Dès la fin du XIXe siècle, le football fait son entrée en Afrique du Nord, grâce à l’initiative de colons européens, de militaires et de commerçants français, espagnols et italiens. En Algérie, alors sous domination française, de nombreux clubs sportifs sont créés, mais ceux-ci sont presque exclusivement réservés aux colons européens, laissant les Algériens musulmans en marge du sport officiel. Malgré cette exclusion, les communautés locales s’organisent rapidement dans les années 1920 pour établir leurs propres clubs, qui deviendront des symboles de résistance culturelle et d’affirmation de l’identité nationale.

1. Gallia Sports d’Alger (GSA) – Fondé en 1897 (disparu)

  • Date de création : 1897
  • Lieu : Alger
  • Fondateurs : Colons européens
  • Statut actuel : Disparu

Fondé en 1897, le Gallia Sports d’Alger est reconnu comme le premier club de football en Algérie. Situé au cœur d’Alger, ce club colonial a exercé une influence majeure sur le football national pendant de nombreuses années. Composé uniquement de colons européens, le Gallia a dominé les compétitions locales et régionales, notamment la Ligue d’Alger. En tant que pionnier, il a joué un rôle clé dans l’essor du football en Afrique du Nord.
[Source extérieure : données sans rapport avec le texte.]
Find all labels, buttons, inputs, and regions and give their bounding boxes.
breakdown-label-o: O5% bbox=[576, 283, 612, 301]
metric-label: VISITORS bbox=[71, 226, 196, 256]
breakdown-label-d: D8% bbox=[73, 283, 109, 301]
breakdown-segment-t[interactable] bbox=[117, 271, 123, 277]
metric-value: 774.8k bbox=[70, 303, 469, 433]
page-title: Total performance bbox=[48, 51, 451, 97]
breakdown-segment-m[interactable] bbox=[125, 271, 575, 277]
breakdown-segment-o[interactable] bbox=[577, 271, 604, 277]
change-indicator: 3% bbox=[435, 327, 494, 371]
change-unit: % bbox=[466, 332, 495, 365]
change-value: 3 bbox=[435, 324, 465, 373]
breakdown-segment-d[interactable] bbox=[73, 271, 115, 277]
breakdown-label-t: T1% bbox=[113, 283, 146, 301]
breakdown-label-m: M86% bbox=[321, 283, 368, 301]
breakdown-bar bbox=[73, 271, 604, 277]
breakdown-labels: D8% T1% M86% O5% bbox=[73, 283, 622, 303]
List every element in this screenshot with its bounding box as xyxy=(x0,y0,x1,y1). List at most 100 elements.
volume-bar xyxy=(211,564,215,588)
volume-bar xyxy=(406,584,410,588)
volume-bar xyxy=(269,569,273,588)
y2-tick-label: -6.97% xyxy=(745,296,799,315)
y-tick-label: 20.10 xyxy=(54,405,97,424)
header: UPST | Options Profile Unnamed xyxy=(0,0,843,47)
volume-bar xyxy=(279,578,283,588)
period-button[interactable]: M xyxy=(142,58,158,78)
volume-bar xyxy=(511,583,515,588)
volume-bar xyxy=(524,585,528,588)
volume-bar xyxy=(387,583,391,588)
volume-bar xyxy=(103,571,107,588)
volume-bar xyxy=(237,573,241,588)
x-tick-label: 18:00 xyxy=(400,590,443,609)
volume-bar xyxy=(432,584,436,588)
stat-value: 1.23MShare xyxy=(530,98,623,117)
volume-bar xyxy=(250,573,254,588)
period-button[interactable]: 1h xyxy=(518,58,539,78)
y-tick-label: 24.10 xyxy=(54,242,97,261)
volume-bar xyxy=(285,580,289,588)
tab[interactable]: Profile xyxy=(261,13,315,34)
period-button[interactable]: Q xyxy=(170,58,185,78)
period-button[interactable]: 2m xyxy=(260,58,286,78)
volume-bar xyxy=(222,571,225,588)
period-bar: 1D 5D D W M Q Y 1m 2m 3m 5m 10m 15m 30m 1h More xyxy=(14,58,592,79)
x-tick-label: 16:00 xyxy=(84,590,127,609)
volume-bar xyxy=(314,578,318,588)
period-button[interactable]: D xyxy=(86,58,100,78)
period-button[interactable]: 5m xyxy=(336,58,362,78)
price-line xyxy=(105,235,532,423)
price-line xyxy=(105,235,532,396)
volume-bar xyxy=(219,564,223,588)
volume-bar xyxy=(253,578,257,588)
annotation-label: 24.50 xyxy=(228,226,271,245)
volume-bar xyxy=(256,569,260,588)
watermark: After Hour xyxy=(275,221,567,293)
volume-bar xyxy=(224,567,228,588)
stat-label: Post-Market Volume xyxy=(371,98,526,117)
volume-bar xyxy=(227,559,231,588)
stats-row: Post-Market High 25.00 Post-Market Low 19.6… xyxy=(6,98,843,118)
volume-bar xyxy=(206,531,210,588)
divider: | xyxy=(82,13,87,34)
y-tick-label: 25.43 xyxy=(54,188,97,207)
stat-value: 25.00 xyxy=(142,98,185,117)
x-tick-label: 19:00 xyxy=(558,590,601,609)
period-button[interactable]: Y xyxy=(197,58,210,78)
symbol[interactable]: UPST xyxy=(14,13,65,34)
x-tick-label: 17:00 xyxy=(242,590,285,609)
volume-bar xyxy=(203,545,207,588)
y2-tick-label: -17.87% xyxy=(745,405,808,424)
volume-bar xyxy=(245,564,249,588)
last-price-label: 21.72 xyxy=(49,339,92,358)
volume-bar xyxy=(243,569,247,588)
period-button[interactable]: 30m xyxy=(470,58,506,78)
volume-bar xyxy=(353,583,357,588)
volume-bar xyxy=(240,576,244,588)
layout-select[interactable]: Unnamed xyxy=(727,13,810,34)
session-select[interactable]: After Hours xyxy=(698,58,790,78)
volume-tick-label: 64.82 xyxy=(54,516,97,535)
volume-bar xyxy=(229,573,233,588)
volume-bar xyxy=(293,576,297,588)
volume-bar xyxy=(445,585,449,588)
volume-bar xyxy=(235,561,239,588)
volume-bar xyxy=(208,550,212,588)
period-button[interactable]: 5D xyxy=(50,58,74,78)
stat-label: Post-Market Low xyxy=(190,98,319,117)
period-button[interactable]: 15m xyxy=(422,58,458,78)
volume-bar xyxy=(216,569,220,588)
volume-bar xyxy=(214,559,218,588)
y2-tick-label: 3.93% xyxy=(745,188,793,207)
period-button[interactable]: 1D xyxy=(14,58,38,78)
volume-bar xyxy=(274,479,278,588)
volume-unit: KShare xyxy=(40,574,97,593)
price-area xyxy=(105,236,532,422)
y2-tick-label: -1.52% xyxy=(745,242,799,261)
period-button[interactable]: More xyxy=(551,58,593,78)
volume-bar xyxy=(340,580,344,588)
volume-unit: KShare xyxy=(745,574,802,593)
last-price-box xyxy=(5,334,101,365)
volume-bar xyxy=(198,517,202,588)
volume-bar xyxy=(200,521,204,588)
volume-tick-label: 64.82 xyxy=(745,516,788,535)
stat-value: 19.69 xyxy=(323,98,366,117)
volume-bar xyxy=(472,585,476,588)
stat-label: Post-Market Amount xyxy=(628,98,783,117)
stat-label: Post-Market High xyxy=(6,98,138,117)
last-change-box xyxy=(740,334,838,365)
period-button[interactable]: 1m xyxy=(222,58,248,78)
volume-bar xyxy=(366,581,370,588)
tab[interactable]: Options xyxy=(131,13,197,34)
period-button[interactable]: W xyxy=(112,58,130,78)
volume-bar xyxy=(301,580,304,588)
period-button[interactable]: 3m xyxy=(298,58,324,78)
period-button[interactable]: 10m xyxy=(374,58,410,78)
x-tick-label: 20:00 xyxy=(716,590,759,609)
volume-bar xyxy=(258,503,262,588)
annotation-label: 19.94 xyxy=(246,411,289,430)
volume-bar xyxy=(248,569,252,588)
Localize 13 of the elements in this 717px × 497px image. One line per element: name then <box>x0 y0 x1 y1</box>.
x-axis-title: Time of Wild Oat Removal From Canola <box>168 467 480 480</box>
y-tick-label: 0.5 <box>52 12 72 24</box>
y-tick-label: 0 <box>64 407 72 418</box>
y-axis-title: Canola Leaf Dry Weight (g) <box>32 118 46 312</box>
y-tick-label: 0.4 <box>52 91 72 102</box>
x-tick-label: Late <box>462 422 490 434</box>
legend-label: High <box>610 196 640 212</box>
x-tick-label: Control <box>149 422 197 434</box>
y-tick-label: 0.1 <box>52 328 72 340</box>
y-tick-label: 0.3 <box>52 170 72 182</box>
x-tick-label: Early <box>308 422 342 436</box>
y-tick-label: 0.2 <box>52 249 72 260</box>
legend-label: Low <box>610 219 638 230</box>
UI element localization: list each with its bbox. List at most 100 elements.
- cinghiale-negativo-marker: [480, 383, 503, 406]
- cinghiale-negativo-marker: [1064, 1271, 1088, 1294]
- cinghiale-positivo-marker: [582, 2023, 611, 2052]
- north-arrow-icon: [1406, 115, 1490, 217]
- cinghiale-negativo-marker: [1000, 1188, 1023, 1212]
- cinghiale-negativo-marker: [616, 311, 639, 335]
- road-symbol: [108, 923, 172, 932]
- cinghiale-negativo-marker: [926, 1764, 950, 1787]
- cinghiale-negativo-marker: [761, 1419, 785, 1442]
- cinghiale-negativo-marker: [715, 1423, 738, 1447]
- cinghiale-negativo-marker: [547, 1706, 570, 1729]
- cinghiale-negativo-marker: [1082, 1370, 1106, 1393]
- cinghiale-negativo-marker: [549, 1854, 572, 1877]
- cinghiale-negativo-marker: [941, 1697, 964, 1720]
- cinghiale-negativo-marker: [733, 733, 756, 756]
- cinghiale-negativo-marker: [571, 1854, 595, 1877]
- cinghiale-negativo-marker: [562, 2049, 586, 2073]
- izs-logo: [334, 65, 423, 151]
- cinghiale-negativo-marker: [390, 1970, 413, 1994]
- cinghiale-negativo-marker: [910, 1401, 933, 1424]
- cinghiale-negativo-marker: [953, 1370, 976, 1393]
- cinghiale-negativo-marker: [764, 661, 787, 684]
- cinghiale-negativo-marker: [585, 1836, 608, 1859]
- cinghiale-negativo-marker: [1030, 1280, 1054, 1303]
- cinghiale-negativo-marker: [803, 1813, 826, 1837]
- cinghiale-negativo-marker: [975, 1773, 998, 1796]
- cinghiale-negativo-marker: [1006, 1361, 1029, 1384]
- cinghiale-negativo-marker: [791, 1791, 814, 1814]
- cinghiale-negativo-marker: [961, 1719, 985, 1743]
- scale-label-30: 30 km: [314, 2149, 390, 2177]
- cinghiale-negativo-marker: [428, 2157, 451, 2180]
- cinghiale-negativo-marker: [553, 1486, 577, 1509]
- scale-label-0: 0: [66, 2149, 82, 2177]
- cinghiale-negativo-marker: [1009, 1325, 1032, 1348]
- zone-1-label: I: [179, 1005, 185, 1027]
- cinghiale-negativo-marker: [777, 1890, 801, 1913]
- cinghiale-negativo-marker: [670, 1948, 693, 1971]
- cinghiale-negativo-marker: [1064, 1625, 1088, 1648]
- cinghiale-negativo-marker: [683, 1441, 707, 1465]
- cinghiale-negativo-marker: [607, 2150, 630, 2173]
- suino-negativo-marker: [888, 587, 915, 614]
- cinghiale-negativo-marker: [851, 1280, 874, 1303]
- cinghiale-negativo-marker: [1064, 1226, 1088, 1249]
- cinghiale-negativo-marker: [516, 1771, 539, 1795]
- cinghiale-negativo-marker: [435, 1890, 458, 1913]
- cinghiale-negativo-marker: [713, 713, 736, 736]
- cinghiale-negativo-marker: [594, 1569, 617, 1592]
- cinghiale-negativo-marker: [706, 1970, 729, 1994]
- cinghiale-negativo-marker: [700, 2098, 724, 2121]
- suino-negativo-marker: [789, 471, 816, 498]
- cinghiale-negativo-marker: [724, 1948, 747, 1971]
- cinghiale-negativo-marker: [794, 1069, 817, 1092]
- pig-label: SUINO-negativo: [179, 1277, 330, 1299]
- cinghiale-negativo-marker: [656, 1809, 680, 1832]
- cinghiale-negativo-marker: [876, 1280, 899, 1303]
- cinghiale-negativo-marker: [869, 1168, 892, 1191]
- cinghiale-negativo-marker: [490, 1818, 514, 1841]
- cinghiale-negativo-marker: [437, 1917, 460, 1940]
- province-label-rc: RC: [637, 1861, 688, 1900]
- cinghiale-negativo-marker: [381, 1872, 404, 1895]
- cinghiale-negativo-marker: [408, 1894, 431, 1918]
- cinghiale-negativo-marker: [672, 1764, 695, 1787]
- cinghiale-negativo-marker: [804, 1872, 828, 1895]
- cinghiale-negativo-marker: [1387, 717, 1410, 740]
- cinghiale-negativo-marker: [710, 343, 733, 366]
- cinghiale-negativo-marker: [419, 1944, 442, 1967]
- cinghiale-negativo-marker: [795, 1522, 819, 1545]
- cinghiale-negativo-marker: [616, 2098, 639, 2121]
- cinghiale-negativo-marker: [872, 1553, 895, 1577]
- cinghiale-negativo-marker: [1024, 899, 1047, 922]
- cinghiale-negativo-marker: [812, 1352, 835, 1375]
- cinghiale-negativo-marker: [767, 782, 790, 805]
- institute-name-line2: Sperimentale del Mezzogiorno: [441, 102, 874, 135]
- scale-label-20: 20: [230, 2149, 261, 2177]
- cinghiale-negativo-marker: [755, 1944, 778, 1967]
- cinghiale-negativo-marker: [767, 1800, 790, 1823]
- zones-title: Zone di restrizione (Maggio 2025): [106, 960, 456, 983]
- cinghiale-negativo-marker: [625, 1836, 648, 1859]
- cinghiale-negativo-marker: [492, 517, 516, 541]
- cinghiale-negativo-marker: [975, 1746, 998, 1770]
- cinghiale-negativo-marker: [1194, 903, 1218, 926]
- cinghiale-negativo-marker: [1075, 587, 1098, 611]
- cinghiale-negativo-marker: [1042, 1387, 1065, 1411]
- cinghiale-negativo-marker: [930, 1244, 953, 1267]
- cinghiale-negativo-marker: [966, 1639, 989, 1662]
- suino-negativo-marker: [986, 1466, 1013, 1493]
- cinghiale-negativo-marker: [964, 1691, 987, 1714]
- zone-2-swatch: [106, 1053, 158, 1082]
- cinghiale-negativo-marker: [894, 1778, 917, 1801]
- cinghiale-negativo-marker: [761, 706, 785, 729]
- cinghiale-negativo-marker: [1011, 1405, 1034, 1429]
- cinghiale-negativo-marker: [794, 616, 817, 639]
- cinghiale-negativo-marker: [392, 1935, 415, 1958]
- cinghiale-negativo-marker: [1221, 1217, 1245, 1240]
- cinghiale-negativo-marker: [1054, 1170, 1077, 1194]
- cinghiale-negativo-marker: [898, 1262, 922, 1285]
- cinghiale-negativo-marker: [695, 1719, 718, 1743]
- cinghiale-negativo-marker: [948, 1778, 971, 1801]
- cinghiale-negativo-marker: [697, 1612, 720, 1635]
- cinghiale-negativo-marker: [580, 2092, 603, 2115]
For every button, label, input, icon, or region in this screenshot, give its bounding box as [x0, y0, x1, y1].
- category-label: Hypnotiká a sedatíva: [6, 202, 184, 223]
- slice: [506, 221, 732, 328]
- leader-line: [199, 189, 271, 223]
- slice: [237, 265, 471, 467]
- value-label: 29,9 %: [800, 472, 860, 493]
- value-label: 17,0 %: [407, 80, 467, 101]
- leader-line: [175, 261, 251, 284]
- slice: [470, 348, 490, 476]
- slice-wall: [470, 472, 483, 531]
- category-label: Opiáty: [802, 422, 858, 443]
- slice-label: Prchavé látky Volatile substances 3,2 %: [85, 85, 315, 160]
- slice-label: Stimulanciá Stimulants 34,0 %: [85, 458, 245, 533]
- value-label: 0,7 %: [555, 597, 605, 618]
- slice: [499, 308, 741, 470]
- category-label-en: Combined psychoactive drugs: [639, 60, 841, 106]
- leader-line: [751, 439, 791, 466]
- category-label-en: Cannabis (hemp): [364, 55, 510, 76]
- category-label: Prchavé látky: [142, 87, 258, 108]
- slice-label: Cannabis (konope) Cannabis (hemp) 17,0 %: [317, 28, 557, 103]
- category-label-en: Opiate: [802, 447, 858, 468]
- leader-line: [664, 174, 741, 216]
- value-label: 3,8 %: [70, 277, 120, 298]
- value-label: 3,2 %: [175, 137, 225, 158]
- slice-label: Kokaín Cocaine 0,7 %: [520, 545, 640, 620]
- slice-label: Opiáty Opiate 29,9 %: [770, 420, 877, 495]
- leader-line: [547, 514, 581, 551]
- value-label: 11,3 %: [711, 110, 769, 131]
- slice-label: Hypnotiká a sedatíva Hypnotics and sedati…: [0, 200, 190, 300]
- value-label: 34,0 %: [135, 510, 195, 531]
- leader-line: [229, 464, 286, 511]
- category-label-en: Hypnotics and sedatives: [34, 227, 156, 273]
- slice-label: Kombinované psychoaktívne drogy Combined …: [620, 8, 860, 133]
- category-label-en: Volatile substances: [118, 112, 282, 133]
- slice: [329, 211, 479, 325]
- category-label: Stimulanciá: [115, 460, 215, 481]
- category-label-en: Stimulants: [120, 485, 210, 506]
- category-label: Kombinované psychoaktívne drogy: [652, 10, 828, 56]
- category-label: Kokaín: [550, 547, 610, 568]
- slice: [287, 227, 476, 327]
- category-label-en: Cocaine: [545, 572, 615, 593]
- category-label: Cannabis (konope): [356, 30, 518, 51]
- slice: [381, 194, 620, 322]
Cependant, comme d’autres clubs européens, il a disparu après l’indépendance en 1962, emportant avec lui une partie méconnue de l’histoire sportive algérienne.

Toutefois, il ne survécut pas aux changements politiques et à la restructuration du football algérien après l’indépendance.

2. Club Sportif Constantinois (CS Constantine) – Fondé en 1898 (actif)

  • Date de création : 1898
  • Lieu : Constantine
  • Nom d’origine : Iqbal Emancipation (version controversée)
  • Nom actuel : CS Constantine (depuis 1926 officiellement)
  • Statut actuel : Actif

Le CS Constantine, surnommé le Doyen ou Sanafirs, est le plus ancien club de football encore en activité en Algérie. Bien que la date de création de 1898 ait parfois été contestée, le club célèbre officiellement cette année comme étant celle de sa fondation.

C’est le premier club musulman actif dans l’Est algérien, et il est devenu une véritable institution à Constantine. Aujourd’hui encore, il évolue en première division (Ligue 1 Mobilis) et attire des milliers de supporters dans le stade Chahid Hamlaoui.

3. Sporting Club de Bel-Abbès / SCBA – Fondé en 1906 (disparu)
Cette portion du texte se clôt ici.